La Corte di Cassazione con la sentenza n. 12713 del 27 marzo 2024 – di seguito allegata – si è recentemente espressa riguardo ad una vicenda in cui un uomo ha installato una microspia all’interno dell’abitazione dove viveva assieme alla propria ex compagna, con la quale era in corso un procedimento per l’affidamento del figlio minore, procurandosi notizie attinenti all’intera vita privata della donna.
La sesta sezione penale della Cassazione ha ribadito un principio importante in tema di reati contro la libertà personale: il reato di interferenze illecite nella vita privata, previsto dall’art. 615bis c.p., può essere configurato anche nei confronti del titolare dell’abitazione che installa dispositivi di registrazione senza partecipare agli atti di vita privata captati.

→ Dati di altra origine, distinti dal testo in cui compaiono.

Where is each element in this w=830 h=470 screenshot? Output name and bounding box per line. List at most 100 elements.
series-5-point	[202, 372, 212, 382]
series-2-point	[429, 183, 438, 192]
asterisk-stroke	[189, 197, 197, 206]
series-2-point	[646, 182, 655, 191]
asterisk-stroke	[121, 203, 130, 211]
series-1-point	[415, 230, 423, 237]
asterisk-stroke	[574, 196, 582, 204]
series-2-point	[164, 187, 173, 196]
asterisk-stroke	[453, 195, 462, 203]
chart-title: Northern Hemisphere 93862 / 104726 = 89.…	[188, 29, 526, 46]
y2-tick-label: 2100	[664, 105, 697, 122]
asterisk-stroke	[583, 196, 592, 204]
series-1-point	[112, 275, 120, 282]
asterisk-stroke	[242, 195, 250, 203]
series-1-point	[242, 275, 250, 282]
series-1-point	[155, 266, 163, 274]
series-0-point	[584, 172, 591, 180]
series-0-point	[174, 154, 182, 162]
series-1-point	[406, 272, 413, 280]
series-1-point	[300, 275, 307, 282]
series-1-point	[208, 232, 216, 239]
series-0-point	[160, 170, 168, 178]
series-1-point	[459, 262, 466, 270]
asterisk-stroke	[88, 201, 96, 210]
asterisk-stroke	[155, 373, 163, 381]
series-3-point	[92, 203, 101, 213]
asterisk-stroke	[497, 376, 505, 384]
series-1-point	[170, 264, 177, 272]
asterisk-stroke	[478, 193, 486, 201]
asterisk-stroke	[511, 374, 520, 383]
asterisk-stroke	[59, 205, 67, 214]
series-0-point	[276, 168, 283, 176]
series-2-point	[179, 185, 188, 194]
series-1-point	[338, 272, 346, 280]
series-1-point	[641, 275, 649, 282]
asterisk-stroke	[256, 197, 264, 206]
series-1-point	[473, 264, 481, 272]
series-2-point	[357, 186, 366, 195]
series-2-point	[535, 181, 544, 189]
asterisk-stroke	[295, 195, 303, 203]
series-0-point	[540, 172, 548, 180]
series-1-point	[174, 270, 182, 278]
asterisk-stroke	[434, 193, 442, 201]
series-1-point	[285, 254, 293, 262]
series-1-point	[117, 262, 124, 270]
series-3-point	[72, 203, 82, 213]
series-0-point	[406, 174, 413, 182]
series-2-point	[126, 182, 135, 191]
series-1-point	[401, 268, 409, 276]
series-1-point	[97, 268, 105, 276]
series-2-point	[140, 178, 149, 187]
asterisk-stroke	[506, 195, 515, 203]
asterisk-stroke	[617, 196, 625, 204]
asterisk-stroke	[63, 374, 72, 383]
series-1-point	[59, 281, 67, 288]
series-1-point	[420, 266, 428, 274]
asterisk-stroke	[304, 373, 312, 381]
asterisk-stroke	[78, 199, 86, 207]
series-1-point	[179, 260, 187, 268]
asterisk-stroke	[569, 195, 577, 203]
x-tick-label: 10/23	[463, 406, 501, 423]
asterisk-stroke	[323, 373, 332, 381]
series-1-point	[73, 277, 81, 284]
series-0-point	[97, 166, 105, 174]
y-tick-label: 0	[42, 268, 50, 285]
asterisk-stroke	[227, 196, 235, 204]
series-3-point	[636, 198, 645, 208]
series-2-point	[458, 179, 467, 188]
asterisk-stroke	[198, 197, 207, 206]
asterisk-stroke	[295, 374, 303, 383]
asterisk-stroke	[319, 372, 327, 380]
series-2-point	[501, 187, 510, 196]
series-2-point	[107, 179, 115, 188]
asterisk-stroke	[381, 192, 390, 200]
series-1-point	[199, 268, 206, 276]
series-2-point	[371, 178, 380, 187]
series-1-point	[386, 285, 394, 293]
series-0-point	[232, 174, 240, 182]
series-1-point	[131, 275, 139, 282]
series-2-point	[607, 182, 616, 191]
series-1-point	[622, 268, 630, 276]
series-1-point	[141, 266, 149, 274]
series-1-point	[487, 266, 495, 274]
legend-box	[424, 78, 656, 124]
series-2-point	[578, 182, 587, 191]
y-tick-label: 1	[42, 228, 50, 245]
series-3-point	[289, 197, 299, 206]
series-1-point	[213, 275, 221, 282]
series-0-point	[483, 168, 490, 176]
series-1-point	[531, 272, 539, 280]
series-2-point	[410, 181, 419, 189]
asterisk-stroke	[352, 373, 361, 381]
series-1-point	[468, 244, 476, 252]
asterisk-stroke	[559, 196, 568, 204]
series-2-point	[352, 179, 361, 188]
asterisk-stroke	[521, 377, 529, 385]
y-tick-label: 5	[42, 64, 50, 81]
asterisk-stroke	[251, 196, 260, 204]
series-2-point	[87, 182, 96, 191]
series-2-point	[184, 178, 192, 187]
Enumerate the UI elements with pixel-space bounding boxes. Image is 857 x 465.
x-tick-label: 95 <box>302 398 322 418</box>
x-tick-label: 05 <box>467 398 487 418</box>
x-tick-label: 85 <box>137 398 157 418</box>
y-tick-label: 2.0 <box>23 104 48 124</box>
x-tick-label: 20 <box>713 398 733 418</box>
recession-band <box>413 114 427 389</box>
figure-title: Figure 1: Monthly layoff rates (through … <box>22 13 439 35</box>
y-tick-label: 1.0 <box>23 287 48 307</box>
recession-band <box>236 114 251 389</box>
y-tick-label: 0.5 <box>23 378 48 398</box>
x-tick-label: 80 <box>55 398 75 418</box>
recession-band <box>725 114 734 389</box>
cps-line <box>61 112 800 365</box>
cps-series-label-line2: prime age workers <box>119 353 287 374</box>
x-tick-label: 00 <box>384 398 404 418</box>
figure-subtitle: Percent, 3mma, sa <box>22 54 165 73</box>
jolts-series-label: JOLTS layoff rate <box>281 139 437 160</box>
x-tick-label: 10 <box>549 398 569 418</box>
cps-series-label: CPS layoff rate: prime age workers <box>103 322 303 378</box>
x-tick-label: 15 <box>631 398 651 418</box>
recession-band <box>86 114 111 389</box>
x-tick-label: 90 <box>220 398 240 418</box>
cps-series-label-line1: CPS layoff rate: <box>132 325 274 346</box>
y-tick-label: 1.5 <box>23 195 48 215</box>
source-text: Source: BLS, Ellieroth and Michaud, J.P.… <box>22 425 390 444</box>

La decisione si inserisce in un solco giurisprudenziale consolidato che distingue tra la lecita partecipazione agli atti di vita privata, con il consenso degli interessati, e l’illecita interferenza mediante la captazione di immagini o conversazioni a insaputa dei soggetti coinvolti.
La sentenza sottolinea che la tutela della riservatezza prevale sulla proprietà dell’abitazione e che l’estraneità dell’autore della condotta agli atti di vita privata è elemento sufficiente per configurare il reato, indipendentemente dal luogo in cui la registrazione avviene.